Which is why Zion remains such a frustrating conversation.
He’s simultaneously overrated and underrated depending on who’s talking. To some, he’s already become an expensive cautionary tale whose availability permanently outweighs everything else. To others, he’s still the generational force who averaged 27 points on absurd efficiency before turning 24 years old and can still warp a defense in ways maybe five players on Earth can.
The truth, as usual, lives somewhere in the middle.
Williamson no longer feels like the player you’re waiting to become something. He already is something. A devastating isolation scorer. An elite interior finisher. An unstoppable force in space with pace. A genuinely impactful defender when engaged. A player capable of making even Victor Wembanyama look uncomfortable for stretches.
That’s a star.
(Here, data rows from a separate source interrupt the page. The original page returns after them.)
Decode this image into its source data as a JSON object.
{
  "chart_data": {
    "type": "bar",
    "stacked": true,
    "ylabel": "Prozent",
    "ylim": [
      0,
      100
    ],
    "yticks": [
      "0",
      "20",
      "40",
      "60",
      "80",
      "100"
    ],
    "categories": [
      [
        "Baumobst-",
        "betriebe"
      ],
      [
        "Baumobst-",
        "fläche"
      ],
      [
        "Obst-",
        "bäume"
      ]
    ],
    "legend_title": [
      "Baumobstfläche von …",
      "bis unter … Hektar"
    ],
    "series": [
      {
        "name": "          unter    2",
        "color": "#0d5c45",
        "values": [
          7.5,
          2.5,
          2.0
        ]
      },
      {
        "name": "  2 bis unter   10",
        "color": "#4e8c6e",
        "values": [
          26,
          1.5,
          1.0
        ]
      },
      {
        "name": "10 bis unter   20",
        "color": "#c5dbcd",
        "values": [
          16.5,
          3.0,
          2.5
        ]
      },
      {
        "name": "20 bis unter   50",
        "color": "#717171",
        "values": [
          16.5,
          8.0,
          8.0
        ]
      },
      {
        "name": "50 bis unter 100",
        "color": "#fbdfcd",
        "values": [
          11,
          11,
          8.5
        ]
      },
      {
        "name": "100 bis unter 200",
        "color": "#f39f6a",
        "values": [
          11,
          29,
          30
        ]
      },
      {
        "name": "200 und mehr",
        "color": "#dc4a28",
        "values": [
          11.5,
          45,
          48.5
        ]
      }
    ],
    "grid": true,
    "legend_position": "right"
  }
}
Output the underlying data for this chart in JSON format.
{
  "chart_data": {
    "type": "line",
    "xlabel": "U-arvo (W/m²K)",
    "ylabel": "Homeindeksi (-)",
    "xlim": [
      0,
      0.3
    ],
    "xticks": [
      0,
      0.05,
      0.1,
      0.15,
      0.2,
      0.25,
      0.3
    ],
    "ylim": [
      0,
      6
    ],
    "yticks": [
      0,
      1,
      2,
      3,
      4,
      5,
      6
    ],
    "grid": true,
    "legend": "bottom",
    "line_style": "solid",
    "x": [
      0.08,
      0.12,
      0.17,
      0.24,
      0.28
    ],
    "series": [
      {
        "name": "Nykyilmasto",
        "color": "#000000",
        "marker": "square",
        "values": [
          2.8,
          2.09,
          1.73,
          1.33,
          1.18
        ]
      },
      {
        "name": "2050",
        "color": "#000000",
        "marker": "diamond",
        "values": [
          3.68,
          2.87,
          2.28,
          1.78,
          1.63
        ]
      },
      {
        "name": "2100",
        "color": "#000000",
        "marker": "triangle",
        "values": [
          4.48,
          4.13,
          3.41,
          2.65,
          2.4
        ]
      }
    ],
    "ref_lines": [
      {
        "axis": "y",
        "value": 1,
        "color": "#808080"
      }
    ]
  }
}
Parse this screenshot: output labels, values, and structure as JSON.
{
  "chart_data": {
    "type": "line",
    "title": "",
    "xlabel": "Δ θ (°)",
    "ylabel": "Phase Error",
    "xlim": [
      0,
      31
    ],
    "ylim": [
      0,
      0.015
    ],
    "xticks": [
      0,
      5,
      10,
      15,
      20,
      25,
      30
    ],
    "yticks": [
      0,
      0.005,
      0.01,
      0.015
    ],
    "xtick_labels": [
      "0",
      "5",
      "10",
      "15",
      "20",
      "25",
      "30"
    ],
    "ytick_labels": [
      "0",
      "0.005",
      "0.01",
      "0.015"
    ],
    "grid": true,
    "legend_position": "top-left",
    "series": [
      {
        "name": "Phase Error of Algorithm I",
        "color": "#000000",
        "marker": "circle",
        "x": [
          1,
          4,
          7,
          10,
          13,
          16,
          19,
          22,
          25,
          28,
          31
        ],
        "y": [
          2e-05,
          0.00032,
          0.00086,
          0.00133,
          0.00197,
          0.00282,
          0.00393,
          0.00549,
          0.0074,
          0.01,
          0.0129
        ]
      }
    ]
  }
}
The problem is that “star” and “franchise cornerstone” are no longer interchangeable terms in today’s NBA.
That’s the question New Orleans has to answer over the next two seasons.
Not whether Zion Williamson is good enough. He is.
Not whether he can still dominate basketball games. He can.
The question is whether the version of Zion Williamson that exists today—the one who plays 50 games, scores with ruthless efficiency and still bends opposing defenses—is enough to justify building the next era of Pelicans basketball around him under a salary cap designed to punish expensive mistakes.
Maybe the answer is yes. Maybe the answer is no.
But after six seasons, that’s finally the right question to be asked. Now, the hard part is finding that answer.
Offensive and defensive rating really is one of those statistics that should get more love and attention. Offensive rating is just calculating the points a team or player produces per 100 possessions. Wembanyama’s lowest was 96 last season.
Elite hate-watch season from Jordan Poole.
I f***ing love Punch-Out!!
1.32 ratio when it comes to lost ball turnovers compared against bad pass turnovers.
Kind of related but I do have a story about Zion Williamson during his time in Durham that I don’t think I can realistically share now but just know, I have it in the back-pocket.